The major plus of the budget hackathons was that we got to see students (middle schoolers, IIRC) who were doing whatever it was they were doing and having a blast. As a child advocate (lobbyist on kids issues), this made me very, very happy.
"Kill Dean's Inits!"
Otherwise, hackathons aren't really consistent with the way that I work, so I don't do them, anymore. For that reason, I don't really feel that I have any basis to judge them.
I have always thought of these as networking events for early career/junior SWEs. It’s almost never about “building something” but rather learning and connecting with people of various skillsets. "Winning" doesn’t matter, it’s the equivalent of a participation trophy in the real world.
It was really nice having a group of people you could demo what you were working on/ask for help or feedback within immediate range at all times. There was also something really peaceful about coding at 5a on Sunday while everyone else was fast asleep.
When I moved to SF, I was so surprised to find out that there were “professional” hackathons. I went to a couple and came to the same conclusion as you.
I do miss the vibe of the OG hackathons I did with my friends, but I was 19 and we had no commitments back then. Nowadays the best way for me to be productive is to have regular meal, disciplined working hours, and good nights of sleep - so no more sleeping on couches with half empty boxes of pizza by my side.
The easy stuff was done and the teams got acquired/acquihired.

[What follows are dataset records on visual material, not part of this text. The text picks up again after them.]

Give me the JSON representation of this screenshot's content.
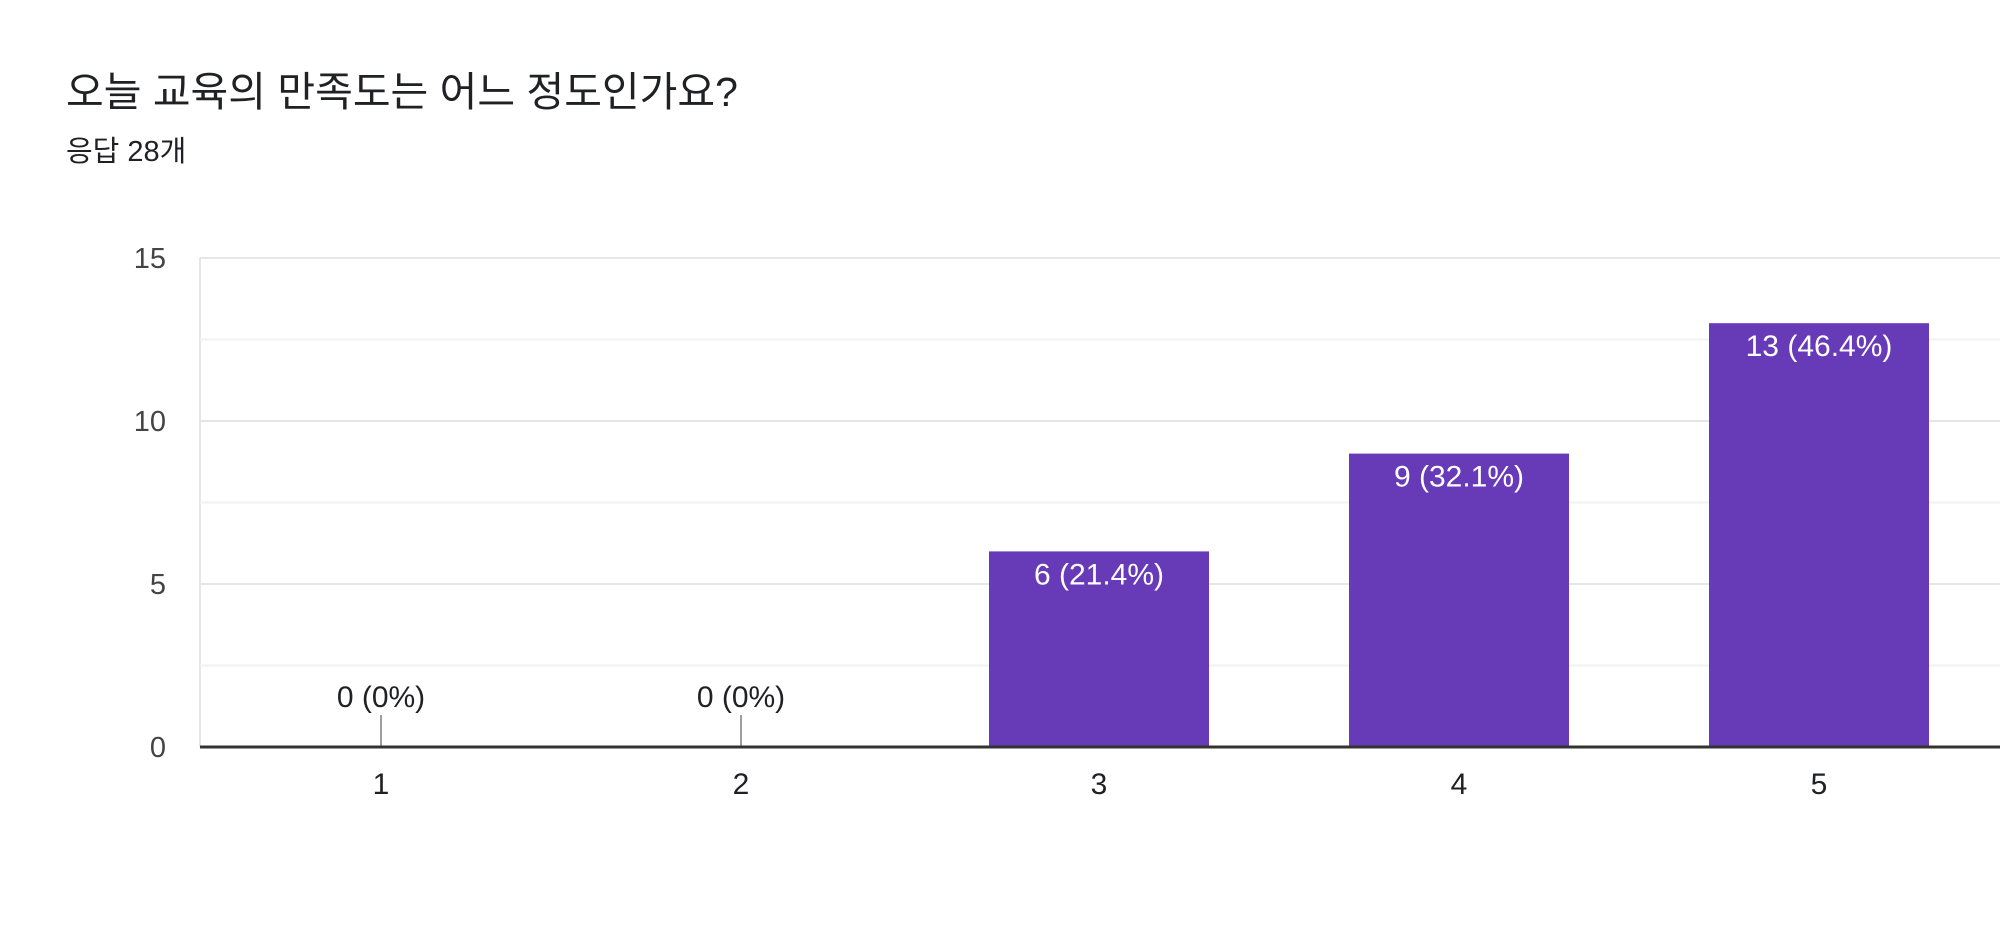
{
  "question": {
    "title": "오늘 교육의 만족도는 어느 정도인가요?",
    "response_count": "응답 28개"
  },
  "colors": {
    "bar": "#673ab7",
    "zero_tick": "#9e9e9e",
    "grid_major": "#e6e6e6",
    "grid_minor": "#f2f2f2",
    "axis": "#333333",
    "bar_label": "#ffffff",
    "outside_label": "#202124",
    "tick_label": "#444444",
    "category_label": "#202124"
  },
  "chart_data": {
    "type": "bar",
    "title": "",
    "xlabel": "",
    "ylabel": "",
    "categories": [
      "1",
      "2",
      "3",
      "4",
      "5"
    ],
    "values": [
      0,
      0,
      6,
      9,
      13
    ],
    "data_labels": [
      "0 (0%)",
      "0 (0%)",
      "6 (21.4%)",
      "9 (32.1%)",
      "13 (46.4%)"
    ],
    "ylim": [
      0,
      15
    ],
    "yticks": [
      {
        "value": 0,
        "label": "0"
      },
      {
        "value": 5,
        "label": "5"
      },
      {
        "value": 10,
        "label": "10"
      },
      {
        "value": 15,
        "label": "15"
      }
    ],
    "minor_gridlines": [
      2.5,
      7.5,
      12.5
    ],
    "grid": true,
    "legend": "none"
  }
}
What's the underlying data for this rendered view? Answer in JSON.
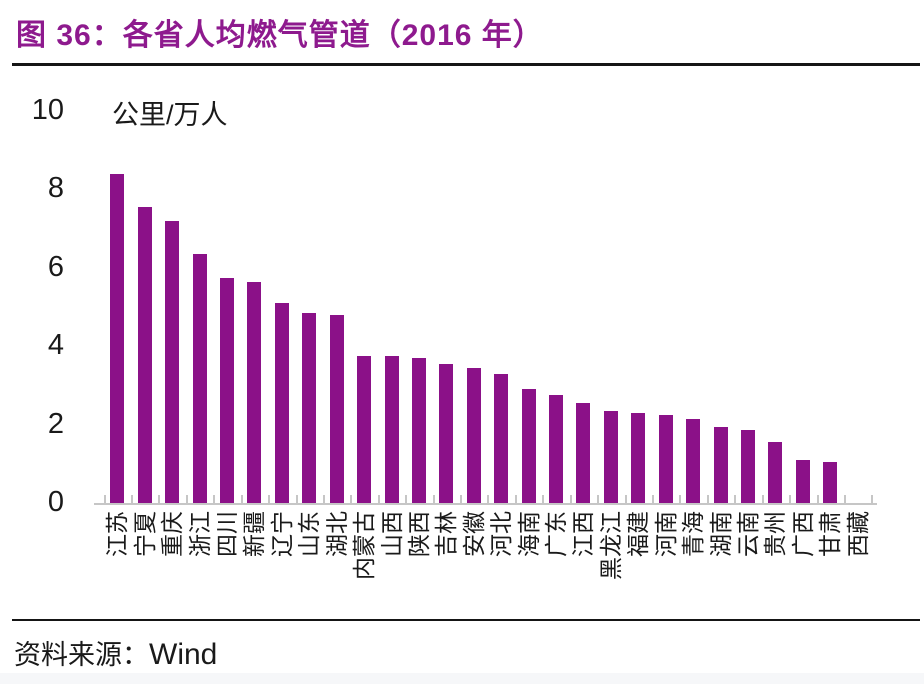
{
  "figure": {
    "title": "图 36：各省人均燃气管道（2016 年）",
    "source_label": "资料来源：",
    "source_value": "Wind"
  },
  "chart_data": {
    "type": "bar",
    "title": "各省人均燃气管道（2016 年）",
    "unit_label": "公里/万人",
    "categories": [
      "江苏",
      "宁夏",
      "重庆",
      "浙江",
      "四川",
      "新疆",
      "辽宁",
      "山东",
      "湖北",
      "内蒙古",
      "山西",
      "陕西",
      "吉林",
      "安徽",
      "河北",
      "海南",
      "广东",
      "江西",
      "黑龙江",
      "福建",
      "河南",
      "青海",
      "湖南",
      "云南",
      "贵州",
      "广西",
      "甘肃",
      "西藏"
    ],
    "values": [
      8.4,
      7.55,
      7.2,
      6.35,
      5.75,
      5.65,
      5.1,
      4.85,
      4.8,
      3.75,
      3.75,
      3.7,
      3.55,
      3.45,
      3.3,
      2.9,
      2.75,
      2.55,
      2.35,
      2.3,
      2.25,
      2.15,
      1.95,
      1.85,
      1.55,
      1.1,
      1.05,
      0
    ],
    "ylabel": "公里/万人",
    "ylim": [
      0,
      10
    ],
    "yticks": [
      0,
      2,
      4,
      6,
      8,
      10
    ],
    "grid": false,
    "legend_position": "none",
    "bar_color": "#8B1188",
    "axis_color": "#c6c6c6",
    "title_color": "#8E1A8E"
  }
}
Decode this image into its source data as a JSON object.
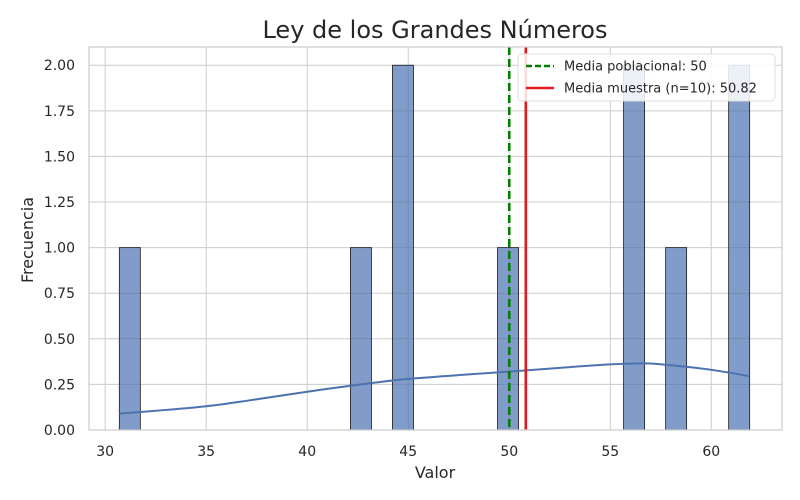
{
  "chart_data": {
    "type": "histogram",
    "title": "Ley de los Grandes Números",
    "xlabel": "Valor",
    "ylabel": "Frecuencia",
    "xlim": [
      29.2,
      63.5
    ],
    "ylim": [
      0,
      2.1
    ],
    "x_ticks": [
      30,
      35,
      40,
      45,
      50,
      55,
      60
    ],
    "y_ticks": [
      0.0,
      0.25,
      0.5,
      0.75,
      1.0,
      1.25,
      1.5,
      1.75,
      2.0
    ],
    "y_tick_labels": [
      "0.00",
      "0.25",
      "0.50",
      "0.75",
      "1.00",
      "1.25",
      "1.50",
      "1.75",
      "2.00"
    ],
    "grid": true,
    "bar_color": "#4C72B0",
    "bins": [
      {
        "x0": 30.7,
        "x1": 31.74,
        "count": 1
      },
      {
        "x0": 42.14,
        "x1": 43.18,
        "count": 1
      },
      {
        "x0": 44.22,
        "x1": 45.26,
        "count": 2
      },
      {
        "x0": 49.42,
        "x1": 50.46,
        "count": 1
      },
      {
        "x0": 55.66,
        "x1": 56.7,
        "count": 2
      },
      {
        "x0": 57.74,
        "x1": 58.78,
        "count": 1
      },
      {
        "x0": 60.86,
        "x1": 61.9,
        "count": 2
      }
    ],
    "kde": {
      "color": "#4C72B0",
      "x": [
        30.7,
        33,
        35,
        37,
        40,
        43,
        45,
        48,
        50,
        53,
        55,
        56.7,
        58,
        60,
        61.9
      ],
      "y": [
        0.09,
        0.11,
        0.13,
        0.16,
        0.21,
        0.255,
        0.28,
        0.305,
        0.32,
        0.345,
        0.36,
        0.365,
        0.355,
        0.33,
        0.295
      ]
    },
    "reference_lines": [
      {
        "name": "Media poblacional: 50",
        "x": 50,
        "color": "#008000",
        "style": "dashed"
      },
      {
        "name": "Media muestra (n=10): 50.82",
        "x": 50.82,
        "color": "#E31A1C",
        "style": "solid"
      }
    ],
    "legend_position": "top-right"
  }
}
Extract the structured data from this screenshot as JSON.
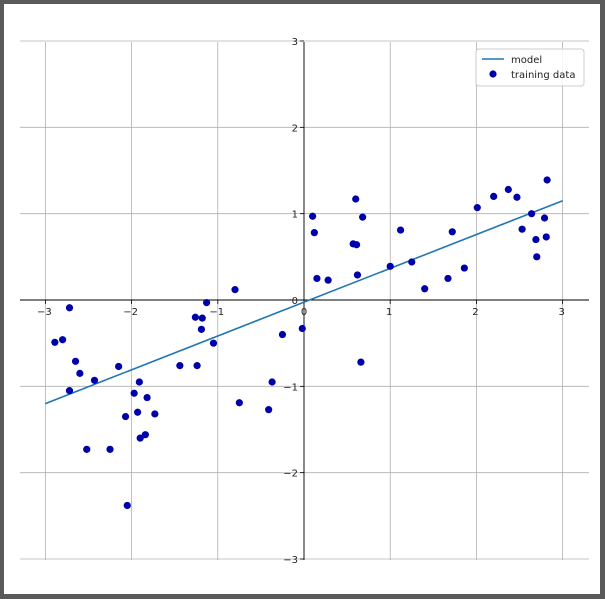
{
  "chart_data": {
    "type": "scatter",
    "title": "",
    "xlabel": "",
    "ylabel": "",
    "xlim": [
      -3.3,
      3.3
    ],
    "ylim": [
      -3,
      3
    ],
    "grid": true,
    "legend_position": "top-right",
    "x_ticks": [
      -3,
      -2,
      -1,
      0,
      1,
      2,
      3
    ],
    "y_ticks": [
      -3,
      -2,
      -1,
      0,
      1,
      2,
      3
    ],
    "x_tick_labels": [
      "−3",
      "−2",
      "−1",
      "0",
      "1",
      "2",
      "3"
    ],
    "y_tick_labels": [
      "−3",
      "−2",
      "−1",
      "0",
      "1",
      "2",
      "3"
    ],
    "series": [
      {
        "name": "model",
        "kind": "line",
        "color": "#1f77b4",
        "x": [
          -3,
          3
        ],
        "y": [
          -1.2,
          1.15
        ]
      },
      {
        "name": "training data",
        "kind": "scatter",
        "color": "#0000aa",
        "x": [
          -2.89,
          -2.8,
          -2.72,
          -2.72,
          -2.65,
          -2.6,
          -2.52,
          -2.43,
          -2.25,
          -2.15,
          -2.07,
          -2.05,
          -1.97,
          -1.93,
          -1.91,
          -1.9,
          -1.84,
          -1.82,
          -1.73,
          -1.44,
          -1.26,
          -1.24,
          -1.19,
          -1.18,
          -1.13,
          -1.05,
          -0.8,
          -0.75,
          -0.41,
          -0.37,
          -0.25,
          -0.02,
          0.1,
          0.12,
          0.15,
          0.28,
          0.57,
          0.6,
          0.61,
          0.62,
          0.66,
          0.68,
          1.0,
          1.12,
          1.25,
          1.4,
          1.67,
          1.72,
          1.86,
          2.01,
          2.2,
          2.37,
          2.47,
          2.53,
          2.64,
          2.69,
          2.7,
          2.79,
          2.81,
          2.82
        ],
        "y": [
          -0.49,
          -0.46,
          -1.05,
          -0.09,
          -0.71,
          -0.85,
          -1.73,
          -0.93,
          -1.73,
          -0.77,
          -1.35,
          -2.38,
          -1.08,
          -1.3,
          -0.95,
          -1.6,
          -1.56,
          -1.13,
          -1.32,
          -0.76,
          -0.2,
          -0.76,
          -0.34,
          -0.21,
          -0.03,
          -0.5,
          0.12,
          -1.19,
          -1.27,
          -0.95,
          -0.4,
          -0.33,
          0.97,
          0.78,
          0.25,
          0.23,
          0.65,
          1.17,
          0.64,
          0.29,
          -0.72,
          0.96,
          0.39,
          0.81,
          0.44,
          0.13,
          0.25,
          0.79,
          0.37,
          1.07,
          1.2,
          1.28,
          1.19,
          0.82,
          1.0,
          0.7,
          0.5,
          0.95,
          0.73,
          1.39
        ]
      }
    ]
  }
}
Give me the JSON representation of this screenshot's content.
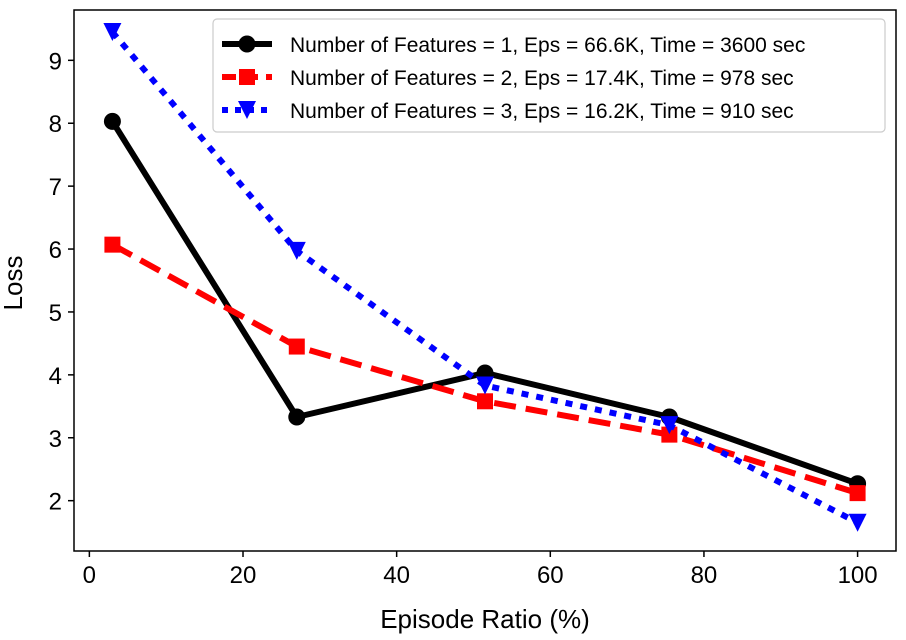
{
  "chart_data": {
    "type": "line",
    "xlabel": "Episode Ratio (%)",
    "ylabel": "Loss",
    "xlim": [
      -2,
      105
    ],
    "ylim": [
      1.2,
      9.8
    ],
    "xticks": [
      0,
      20,
      40,
      60,
      80,
      100
    ],
    "yticks": [
      2,
      3,
      4,
      5,
      6,
      7,
      8,
      9
    ],
    "grid": false,
    "legend_position": "top-right",
    "x": [
      3,
      27,
      51.5,
      75.5,
      100
    ],
    "series": [
      {
        "name": "Number of Features = 1, Eps = 66.6K, Time = 3600 sec",
        "values": [
          8.03,
          3.33,
          4.03,
          3.33,
          2.27
        ],
        "color": "#000000",
        "line_style": "solid",
        "marker": "circle"
      },
      {
        "name": "Number of Features = 2, Eps = 17.4K, Time = 978 sec",
        "values": [
          6.07,
          4.45,
          3.58,
          3.05,
          2.12
        ],
        "color": "#ff0000",
        "line_style": "dashed",
        "marker": "square"
      },
      {
        "name": "Number of Features = 3, Eps = 16.2K, Time = 910 sec",
        "values": [
          9.45,
          5.97,
          3.83,
          3.2,
          1.65
        ],
        "color": "#0000ff",
        "line_style": "dotted",
        "marker": "triangle-down"
      }
    ]
  }
}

The hard stuff was done by VC backed companies.
All the stuff that’s not done is even harder than that.
Hackathon in 2025 is late to the party. But it’s still fun to spend a weekend making whatever you want and be fed - food and credits! - by VC-backed companies trying to juice numbers.
Plus a hackathon is the perfect amount of time to vibecode something cool.
Of course this was totally forgotten about mere hours after they said it.
I'm in the UK, so don't know what it's like elsewhere, but I get the impression it's pretty much the same thing.